Las cataratas del Niágara quedarían en evidencia ante la cascada de lágrimas que provocó tal revelación, aunque el rostro compungido del empleado de la limpieza también resultaba desolador, según el relato de algunos testigos presenciales, en cuya cabeza empezaba a vislumbrar, con toda probabilidad, la posibilidad de un despido fulminante.

Fue entonces cuando, temiendo por las consecuencias de su atolondrado proceder, no dudo ni un momento en salir en busca del contenedor de papel, levantar la tapa y, con grave riesgo para su integridad y sin sopesar ni por un instante las consecuencias para su sistema inmunitario de exponerse a los efluvios de lo que no dejaba de ser un contenedor de basura, introducir su cuerpo en el mismo, para, después de bucear un rato entre cartones que la lluvia había reblandecido y vuelto resbaladizos, rescatar la caja en cuestión y, después de verificar que su contenido permanecía intacto, no sin esfuerzo y con desprecio de los indeseables efectos sobre su ropa del lamentable estado de limpieza del contenedor, emerger a la superficie y respirar, con una mezcla de alivio y exultante satisfacción, el aire fresco de una noche que amenazaba tormenta, pero a cuyo cielo súbitamente despejado se asomaban las primeras estrellas.
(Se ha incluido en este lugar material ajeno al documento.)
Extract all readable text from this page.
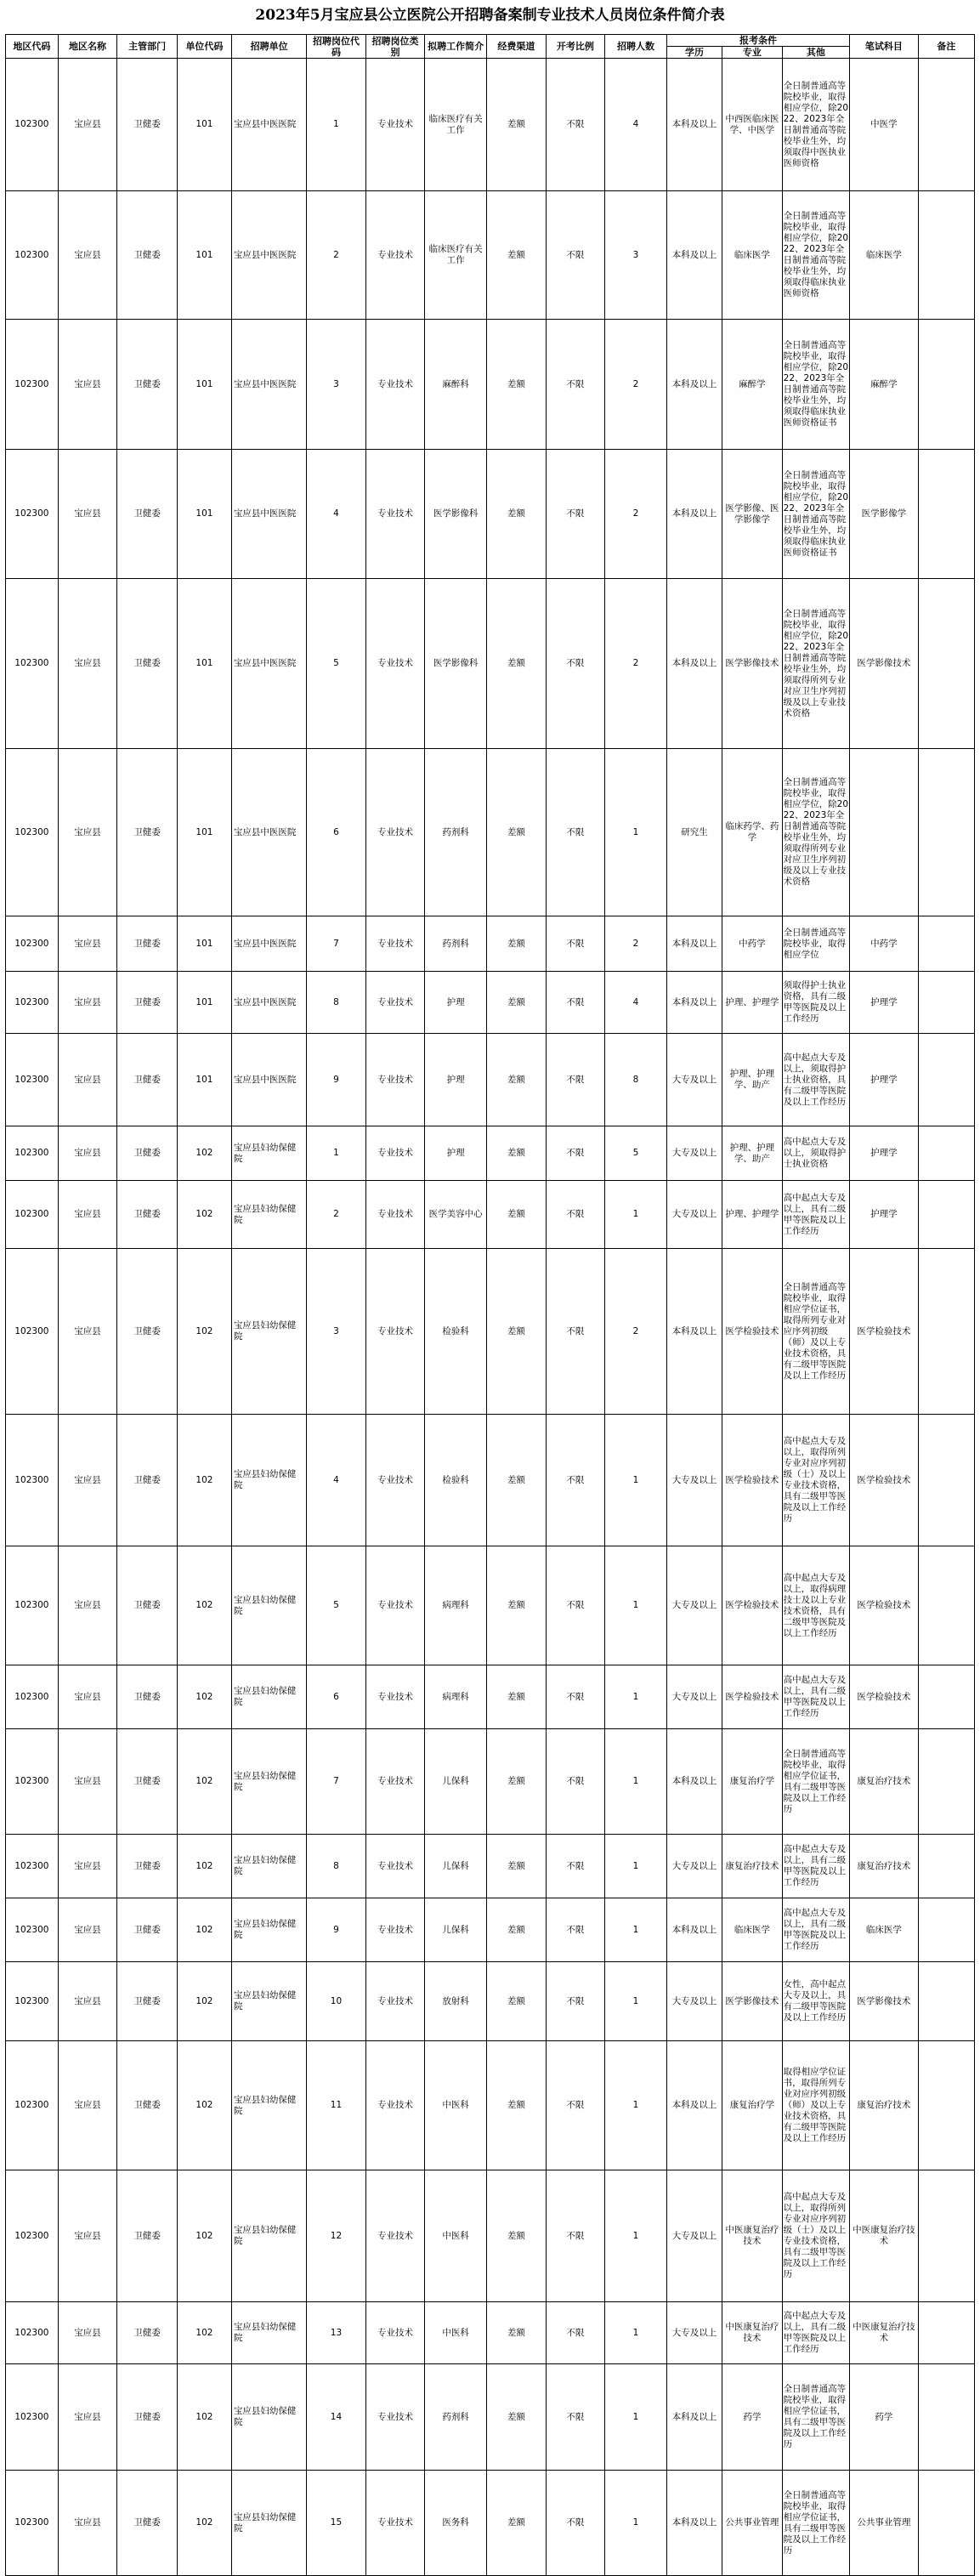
2023年5月宝应县公立医院公开招聘备案制专业技术人员岗位条件简介表
地区代码	地区名称	主管部门	单位代码	招聘单位	招聘岗位代码	招聘岗位类别	拟聘工作简介	经费渠道	开考比例	招聘人数	报考条件			笔试科目	备注
											学历	专业	其他		
102300	宝应县	卫健委	101	宝应县中医医院	1	专业技术	临床医疗有关工作	差额	不限	4	本科及以上	中西医临床医学、中医学	全日制普通高等院校毕业，取得相应学位，除2022、2023年全日制普通高等院校毕业生外，均须取得中医执业医师资格	中医学	
102300	宝应县	卫健委	101	宝应县中医医院	2	专业技术	临床医疗有关工作	差额	不限	3	本科及以上	临床医学	全日制普通高等院校毕业，取得相应学位，除2022、2023年全日制普通高等院校毕业生外，均须取得临床执业医师资格	临床医学	
102300	宝应县	卫健委	101	宝应县中医医院	3	专业技术	麻醉科	差额	不限	2	本科及以上	麻醉学	全日制普通高等院校毕业，取得相应学位，除2022、2023年全日制普通高等院校毕业生外，均须取得临床执业医师资格证书	麻醉学	
102300	宝应县	卫健委	101	宝应县中医医院	4	专业技术	医学影像科	差额	不限	2	本科及以上	医学影像、医学影像学	全日制普通高等院校毕业，取得相应学位，除2022、2023年全日制普通高等院校毕业生外，均须取得临床执业医师资格证书	医学影像学	
102300	宝应县	卫健委	101	宝应县中医医院	5	专业技术	医学影像科	差额	不限	2	本科及以上	医学影像技术	全日制普通高等院校毕业，取得相应学位，除2022、2023年全日制普通高等院校毕业生外，均须取得所列专业对应卫生序列初级及以上专业技术资格	医学影像技术	
102300	宝应县	卫健委	101	宝应县中医医院	6	专业技术	药剂科	差额	不限	1	研究生	临床药学、药学	全日制普通高等院校毕业，取得相应学位，除2022、2023年全日制普通高等院校毕业生外，均须取得所列专业对应卫生序列初级及以上专业技术资格		

102300	宝应县	卫健委	101	宝应县中医医院	7	专业技术	药剂科	差额	不限	2	本科及以上	中药学	全日制普通高等院校毕业，取得相应学位	中药学	
102300	宝应县	卫健委	101	宝应县中医医院	8	专业技术	护理	差额	不限	4	本科及以上	护理、护理学	须取得护士执业资格，具有二级甲等医院及以上工作经历	护理学	
102300	宝应县	卫健委	101	宝应县中医医院	9	专业技术	护理	差额	不限	8	大专及以上	护理、护理学、助产	高中起点大专及以上，须取得护士执业资格，具有二级甲等医院及以上工作经历	护理学	
102300	宝应县	卫健委	102	宝应县妇幼保健院	1	专业技术	护理	差额	不限	5	大专及以上	护理、护理学、助产	高中起点大专及以上，须取得护士执业资格	护理学	
102300	宝应县	卫健委	102	宝应县妇幼保健院	2	专业技术	医学美容中心	差额	不限	1	大专及以上	护理、护理学	高中起点大专及以上，具有二级甲等医院及以上工作经历	护理学	
102300	宝应县	卫健委	102	宝应县妇幼保健院	3	专业技术	检验科	差额	不限	2	本科及以上	医学检验技术	全日制普通高等院校毕业，取得相应学位证书，取得所列专业对应序列初级（师）及以上专业技术资格，具有二级甲等医院及以上工作经历	医学检验技术	
102300	宝应县	卫健委	102	宝应县妇幼保健院	4	专业技术	检验科	差额	不限	1	大专及以上	医学检验技术	高中起点大专及以上，取得所列专业对应序列初级（士）及以上专业技术资格，具有二级甲等医院及以上工作经历	医学检验技术	
102300	宝应县	卫健委	102	宝应县妇幼保健院	5	专业技术	病理科	差额	不限	1	大专及以上	医学检验技术	高中起点大专及以上，取得病理技士及以上专业技术资格，具有二级甲等医院及以上工作经历	医学检验技术	
102300	宝应县	卫健委	102	宝应县妇幼保健院	6	专业技术	病理科	差额	不限	1	大专及以上	医学检验技术	高中起点大专及以上，具有二级甲等医院及以上工作经历	医学检验技术	
102300	宝应县	卫健委	102	宝应县妇幼保健院	7	专业技术	儿保科	差额	不限	1	本科及以上	康复治疗学	全日制普通高等院校毕业，取得相应学位证书，具有二级甲等医院及以上工作经历	康复治疗技术	
102300	宝应县	卫健委	102	宝应县妇幼保健院	8	专业技术	儿保科	差额	不限	1	大专及以上	康复治疗技术	高中起点大专及以上，具有二级甲等医院及以上工作经历	康复治疗技术	
102300	宝应县	卫健委	102	宝应县妇幼保健院	9	专业技术	儿保科	差额	不限	1	本科及以上	临床医学	高中起点大专及以上，具有二级甲等医院及以上工作经历	临床医学	
102300	宝应县	卫健委	102	宝应县妇幼保健院	10	专业技术	放射科	差额	不限	1	大专及以上	医学影像技术	女性，高中起点大专及以上，具有二级甲等医院及以上工作经历	医学影像技术	
102300	宝应县	卫健委	102	宝应县妇幼保健院	11	专业技术	中医科	差额	不限	1	本科及以上	康复治疗学	取得相应学位证书，取得所列专业对应序列初级（师）及以上专业技术资格，具有二级甲等医院及以上工作经历	康复治疗技术	
102300	宝应县	卫健委	102	宝应县妇幼保健院	12	专业技术	中医科	差额	不限	1	大专及以上	中医康复治疗技术	高中起点大专及以上，取得所列专业对应序列初级（士）及以上专业技术资格，具有二级甲等医院及以上工作经历	中医康复治疗技术	
102300	宝应县	卫健委	102	宝应县妇幼保健院	13	专业技术	中医科	差额	不限	1	大专及以上	中医康复治疗技术	高中起点大专及以上，具有二级甲等医院及以上工作经历	中医康复治疗技术	
102300	宝应县	卫健委	102	宝应县妇幼保健院	14	专业技术	药剂科	差额	不限	1	本科及以上	药学	全日制普通高等院校毕业，取得相应学位证书，具有二级甲等医院及以上工作经历	药学	
102300	宝应县	卫健委	102	宝应县妇幼保健院	15	专业技术	医务科	差额	不限	1	本科及以上	公共事业管理	全日制普通高等院校毕业，取得相应学位证书，具有二级甲等医院及以上工作经历	公共事业管理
Y así aconteció que nuestro esforzado hombre de la limpieza volvió a su casa sucio pero alegre y cantarín como un deshollinador que hubiera encontrado un inesperado tesoro en el tiro de la última chimenea que le tocaba desembozar, al que, después de una fatigosa jornada laboral aguardaban todavía una ducha caliente y la eterna gratitud de una princesa descalza, que finalmente pudo estrenar sus botas de la felicidad en perfecto estado de revista, pese a haber pasado al menos un par de noches entre cajas de pizza oliendo a pepperoni, cartones de huevos pisoteados de pegajosa apariencia, catálogos de tiendas ofertando productos de diversa índole y al menos una revista de moda entre la húmeda ondulación de cuyas páginas a todo color la felicidad camina sobre unas botas de caña alta.